America Gets a Brazilian

Between 2003 and 2009, the income of poor Brazilians has grown seven times as much as the income of rich Brazilians. Poverty has fallen during that time from 22 percent of the population to 7 percent.

Contrast this with the United States, where from 1980 to 2005, more than four-fifths of the increase in Americans’ income went to the top 1 percent of earners. (Wee this great series in Slate by Timothy Noah on American inequality.)  Productivity among low and middle-income American workers increased, but their incomes did not. If current trends continue, the United States may soon be more unequal than Brazil. NY Times, January 17, 2011

That is a very striking statistic.

The most remarkable political achievement in United States history has to be the way the Republicans took money from the rich to run negative campaigns to get elected to reduce the tax burden on the rich, eliminate regulations, increase opportunities for corporate profit, and even hand over money directly to them in the form of tax breaks and rebates and outright gifts (like the airwaves for cell phone signals)… and yet were able to convince Joe Six-pack to vote for them because they stand for traditional families, prayer in schools, a strong military, and guns. It was positively ingenious. It was brilliant. The coup de gras? Deliberately creating and enlarging deficits in order to convince their supporters that government cannot be entrusted with tax dollars. The penultimate expression of this achievement– senior citizens yelling at “town hall” meetings that Obama better not touch Medicare because they don’t want the government interfering in their lives.

The Democrats have not been able to match it. That’s partly by choice. They just don’t seem quite as willing to screw the entire country on behalf one constituency. And that constituency, rightly or wrongly, believes that government should help the lower classes.

There is a legitimate debate somewhere between those who feel our lives are better if the government stays out and those feel our lives are better if the government stays in. It’s not unimaginable to me that the our nation might be more prosperous, in the long run, without government interference.

The trouble is, that’s not what the Republicans do. What they do while claiming to stay out is to jump in with both feet and hip-waders, handing over goodie after goodie, whether in the form of tax breaks, lax regulations, extensions of copyright, and so on, to the rich. Private enterprise did not create the internet– you and I did, brother, through our elected government. So where did Google’s wealth come from?
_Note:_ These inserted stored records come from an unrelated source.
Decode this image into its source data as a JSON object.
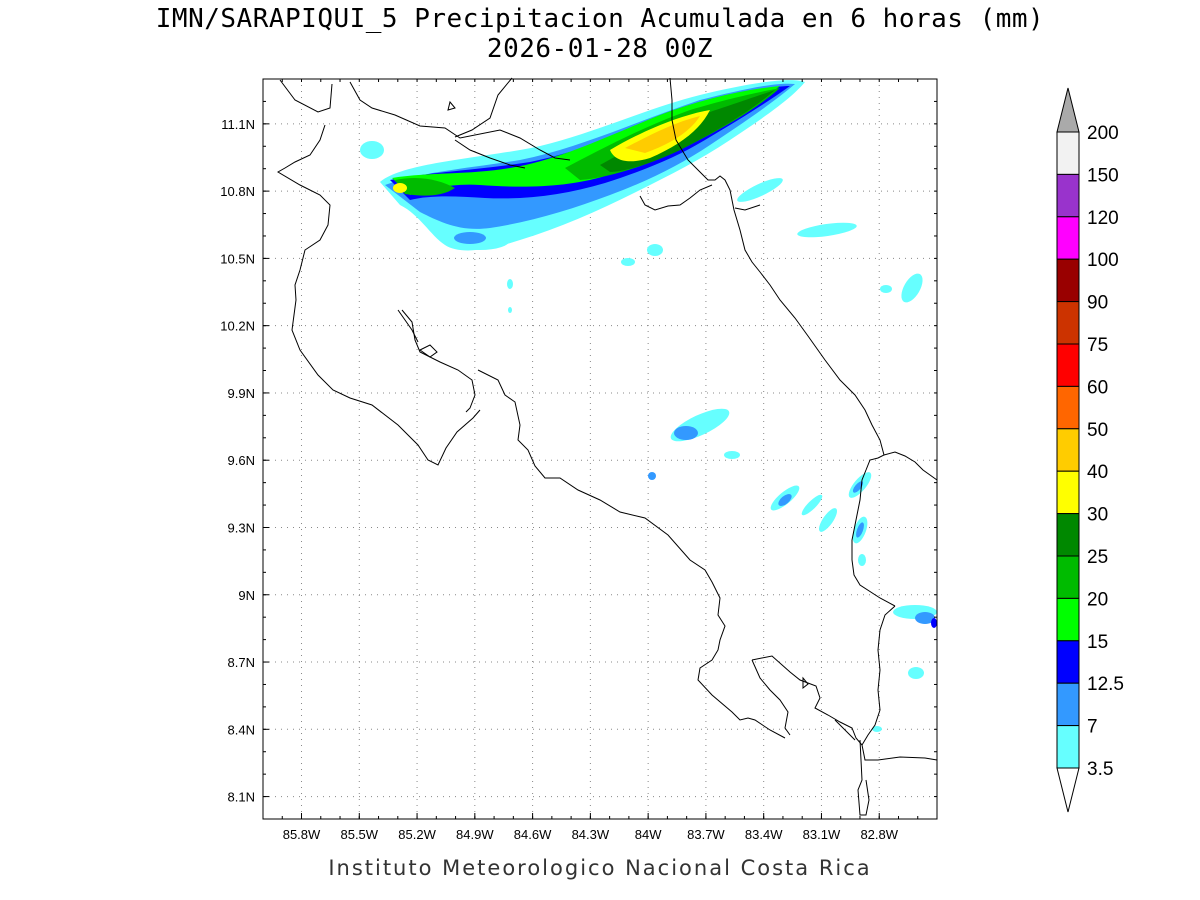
{
  "title": {
    "line1": "IMN/SARAPIQUI_5 Precipitacion Acumulada en 6 horas (mm)",
    "line2": "2026-01-28 00Z"
  },
  "footer": "Instituto Meteorologico Nacional Costa Rica",
  "map": {
    "lon_range": [
      -86.0,
      -82.5
    ],
    "lat_range": [
      8.0,
      11.3
    ],
    "lon_ticks": [
      "85.8W",
      "85.5W",
      "85.2W",
      "84.9W",
      "84.6W",
      "84.3W",
      "84W",
      "83.7W",
      "83.4W",
      "83.1W",
      "82.8W"
    ],
    "lat_ticks": [
      "11.1N",
      "10.8N",
      "10.5N",
      "10.2N",
      "9.9N",
      "9.6N",
      "9.3N",
      "9N",
      "8.7N",
      "8.4N",
      "8.1N"
    ],
    "grid": "dotted"
  },
  "legend": {
    "labels": [
      "200",
      "150",
      "120",
      "100",
      "90",
      "75",
      "60",
      "50",
      "40",
      "30",
      "25",
      "20",
      "15",
      "12.5",
      "7",
      "3.5"
    ],
    "colors": [
      "#f2f2f2",
      "#9933cc",
      "#ff00ff",
      "#990000",
      "#cc3300",
      "#ff0000",
      "#ff6600",
      "#ffcc00",
      "#ffff00",
      "#008800",
      "#00bb00",
      "#00ff00",
      "#0000ff",
      "#3399ff",
      "#66ffff"
    ],
    "arrow_top_color": "#aaaaaa",
    "arrow_bottom_color": "#ffffff"
  }
}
And eBay? And Amazon? Where did Exxon’s wealth come from? Has Exxon ever actually paid a penny for the environmental damage they did in Alaska? Will BP ever actually pay? How much do the oil companies pay for the oil they extract from the earth? Who said the oil was theirs to extract in the first place? How do the banks get away with balloon payments and second mortgages and credit card rates in excess of 28%? Who allowed fructose into practically everything we eat, or advertising during children’s programs on TV– children’s programs! Corporations demanded and received the right to try to brainwash your children by luring them to the tv with animated cartoons and them bombarding them with ads for junk food! They are allowed to do this? Are you people mad?
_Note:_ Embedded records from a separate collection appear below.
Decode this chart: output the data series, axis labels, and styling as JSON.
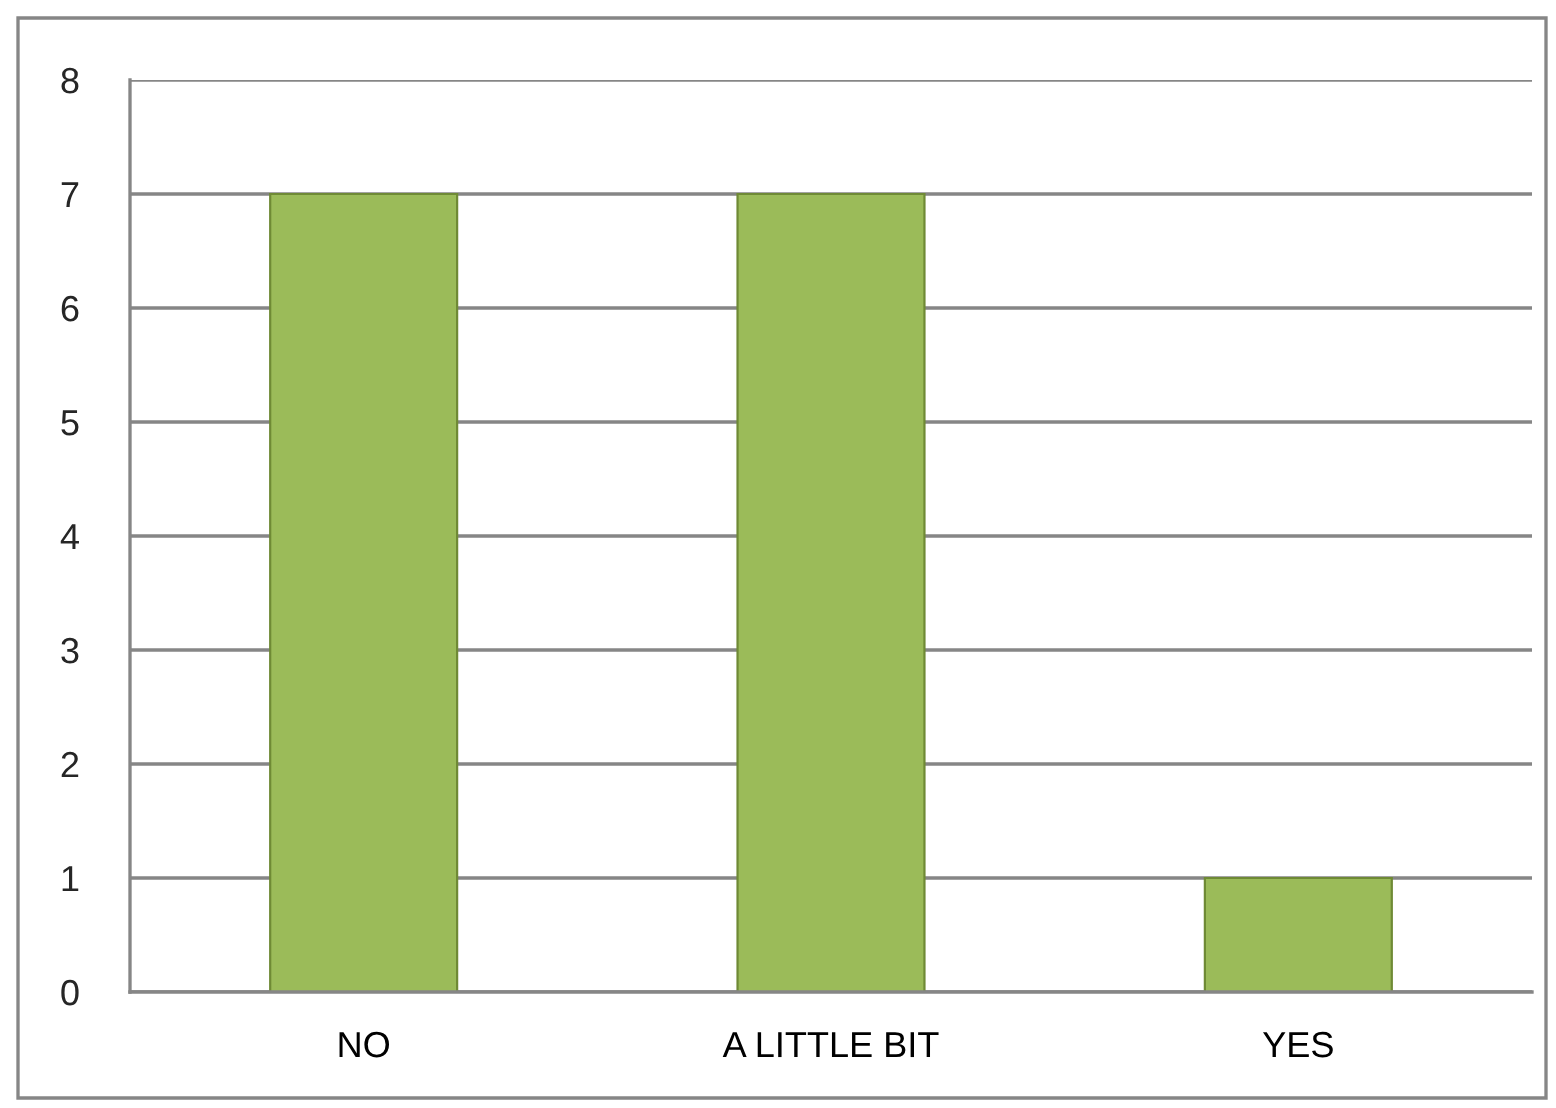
{
  "chart_data": {
    "type": "bar",
    "categories": [
      "NO",
      "A LITTLE BIT",
      "YES"
    ],
    "values": [
      7,
      7,
      1
    ],
    "color": "#9bbb59",
    "ylim": [
      0,
      8
    ],
    "yticks": [
      0,
      1,
      2,
      3,
      4,
      5,
      6,
      7,
      8
    ],
    "grid": "y"
  }
}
They also seem to think that the government intruding on your basic right to privacy in order to address crime or terrorism is a reasonable compromise, which seems to me to be rank hypocrisy– if that’s a “reasonable” compromise, why isn’t “Social Security” a “reasonable” compromise on the idea of free enterprise?

I might, in fact, be willing to accept privatized social security if we dismantle the CIA and NSA and Homeland Security. I mean, completely dismantle them. What, you say? Crazy! There are real enemies out there! Absolutely. And some of the real enemies are old age and poverty. And you can have your CIA if I can have a vigorous, strong, and sustainable Social Security system and health care.